Pour nombre d'analystes, les chiffres du HCP restent, cependant, partiels et reflètent imparfaitement la réalité et l'ampleur de ce phénomène, puisque plusieurs paramètres ne sont pas pris en considération comme le chômage déguisé, l'emploi partiel, l'emploi précaire, indépendant et informel...
Hicham Attouch, professeur d'économie à l'Université Mohammed V, nous avait expliqué dans l'une de nos précédentes éditions que l'emploi au Maroc demeure « une question épineuse qui exige une vraie politique claire fixant les caractéristiques des postes, les secteurs cibles et les droits et les obligations ». Et cela nécessite, selon lui, l'implication de plusieurs acteurs pour débattre des grandes questions et orientations. « Le patronat n'a pas la baguette magique pour résoudre un problème structurel.

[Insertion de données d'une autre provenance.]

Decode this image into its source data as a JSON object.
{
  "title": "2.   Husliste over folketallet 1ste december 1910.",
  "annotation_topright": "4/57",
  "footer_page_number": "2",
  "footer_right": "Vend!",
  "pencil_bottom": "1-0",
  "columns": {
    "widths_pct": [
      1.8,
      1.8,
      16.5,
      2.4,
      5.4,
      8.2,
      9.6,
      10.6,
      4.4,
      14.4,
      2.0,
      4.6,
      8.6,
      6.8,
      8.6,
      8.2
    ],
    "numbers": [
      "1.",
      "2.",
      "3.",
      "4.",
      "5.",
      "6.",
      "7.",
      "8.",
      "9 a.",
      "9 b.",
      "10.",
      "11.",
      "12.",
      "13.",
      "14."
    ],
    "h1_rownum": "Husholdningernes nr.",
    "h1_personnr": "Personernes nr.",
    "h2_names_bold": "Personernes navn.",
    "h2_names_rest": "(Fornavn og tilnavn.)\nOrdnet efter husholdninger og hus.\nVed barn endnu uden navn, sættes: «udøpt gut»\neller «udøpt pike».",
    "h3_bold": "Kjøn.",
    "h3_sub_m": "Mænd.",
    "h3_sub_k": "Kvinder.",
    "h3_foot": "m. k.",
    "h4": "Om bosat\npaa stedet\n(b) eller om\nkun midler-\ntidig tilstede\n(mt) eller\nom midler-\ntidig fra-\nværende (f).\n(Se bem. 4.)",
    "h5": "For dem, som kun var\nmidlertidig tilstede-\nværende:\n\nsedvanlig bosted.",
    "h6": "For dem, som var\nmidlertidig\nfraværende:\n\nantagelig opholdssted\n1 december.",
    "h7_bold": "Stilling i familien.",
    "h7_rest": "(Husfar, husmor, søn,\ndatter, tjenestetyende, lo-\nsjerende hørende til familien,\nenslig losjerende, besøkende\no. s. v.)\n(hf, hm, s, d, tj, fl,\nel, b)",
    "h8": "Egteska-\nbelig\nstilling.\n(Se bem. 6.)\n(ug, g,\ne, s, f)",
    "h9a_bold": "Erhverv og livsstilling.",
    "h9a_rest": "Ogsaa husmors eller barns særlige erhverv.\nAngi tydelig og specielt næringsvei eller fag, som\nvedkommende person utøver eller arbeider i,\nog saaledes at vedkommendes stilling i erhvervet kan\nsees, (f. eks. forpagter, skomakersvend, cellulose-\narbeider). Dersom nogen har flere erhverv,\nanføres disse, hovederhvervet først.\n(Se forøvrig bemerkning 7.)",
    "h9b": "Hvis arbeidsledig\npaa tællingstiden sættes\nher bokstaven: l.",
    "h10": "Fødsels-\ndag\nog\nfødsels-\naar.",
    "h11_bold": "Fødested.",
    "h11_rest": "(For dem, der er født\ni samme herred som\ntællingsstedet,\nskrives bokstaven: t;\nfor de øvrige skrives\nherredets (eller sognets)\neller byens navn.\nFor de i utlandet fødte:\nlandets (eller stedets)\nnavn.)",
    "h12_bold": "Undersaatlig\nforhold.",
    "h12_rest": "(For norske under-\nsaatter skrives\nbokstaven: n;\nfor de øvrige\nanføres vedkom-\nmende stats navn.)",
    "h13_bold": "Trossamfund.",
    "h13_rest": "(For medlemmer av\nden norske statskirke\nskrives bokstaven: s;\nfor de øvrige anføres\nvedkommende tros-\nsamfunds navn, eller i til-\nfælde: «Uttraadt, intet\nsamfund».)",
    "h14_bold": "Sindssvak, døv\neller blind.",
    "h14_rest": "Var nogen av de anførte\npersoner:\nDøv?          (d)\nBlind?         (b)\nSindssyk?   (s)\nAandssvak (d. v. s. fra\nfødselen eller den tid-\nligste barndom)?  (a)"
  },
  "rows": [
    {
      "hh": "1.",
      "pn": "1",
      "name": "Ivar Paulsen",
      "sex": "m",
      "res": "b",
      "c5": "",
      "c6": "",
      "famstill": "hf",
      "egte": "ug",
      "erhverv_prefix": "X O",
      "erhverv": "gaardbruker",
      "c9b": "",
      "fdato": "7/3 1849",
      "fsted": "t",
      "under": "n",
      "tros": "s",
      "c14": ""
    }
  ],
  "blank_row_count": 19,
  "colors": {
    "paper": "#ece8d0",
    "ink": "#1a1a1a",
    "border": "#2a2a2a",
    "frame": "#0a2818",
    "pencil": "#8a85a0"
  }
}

D'autant plus que l'implication du secteur privé dans la création d'emplois n'est pas une nouvelle recette puisqu'elle a été expérimentée dans les années 80 après la mise en place du Plan d'ajustement structurel et qui s'est soldé par un échec. Le secteur privé a démontré depuis longtemps son incapacité à absorber le chômage. La croissance de l'économie marocaine a été également incapable de créer de l'emploi en nombre suffisant», nous avait-il précisé. Et de poursuivre : « D'autant plus que la création d'emplois n'est pas mécanique. Mettre en place des investissements ou des subventions ne débouchera pas automatiquement sur la création de nouveaux postes. Ce n'est pas évident notamment dans le contexte actuel marqué par la digitalisation et les conséquences de la crise liée à la pandémie de Covid-19 ».
Le dernier rapport de Bank Al-Maghrib soutient, de son côté, que la persistance du problème du chômage, notamment celui des jeunes dans notre pays, révèle l'échec de nombreux plans et stratégies dédiés à l'emploi et remet en question leur efficacité et leur rendement ainsi que leur évaluation. Pour les rédacteurs de ce rapport, le chômage des jeunes constitue une forme d'exclusion qui affaiblit la cohésion et la stabilité sociales.
A ce propos, ils estiment que « la priorité serait de se focaliser sur une politique d'éducation permettant d'améliorer la rétention scolaire des jeunes et le rendement externe du système », tout en rappelant que malgré « les efforts consentis, notamment sur le plan budgétaire, l'abandon scolaire persiste à des niveaux élevés avec plus de 300 mille élèves en moyenne qui quittent prématurément l'école chaque année ».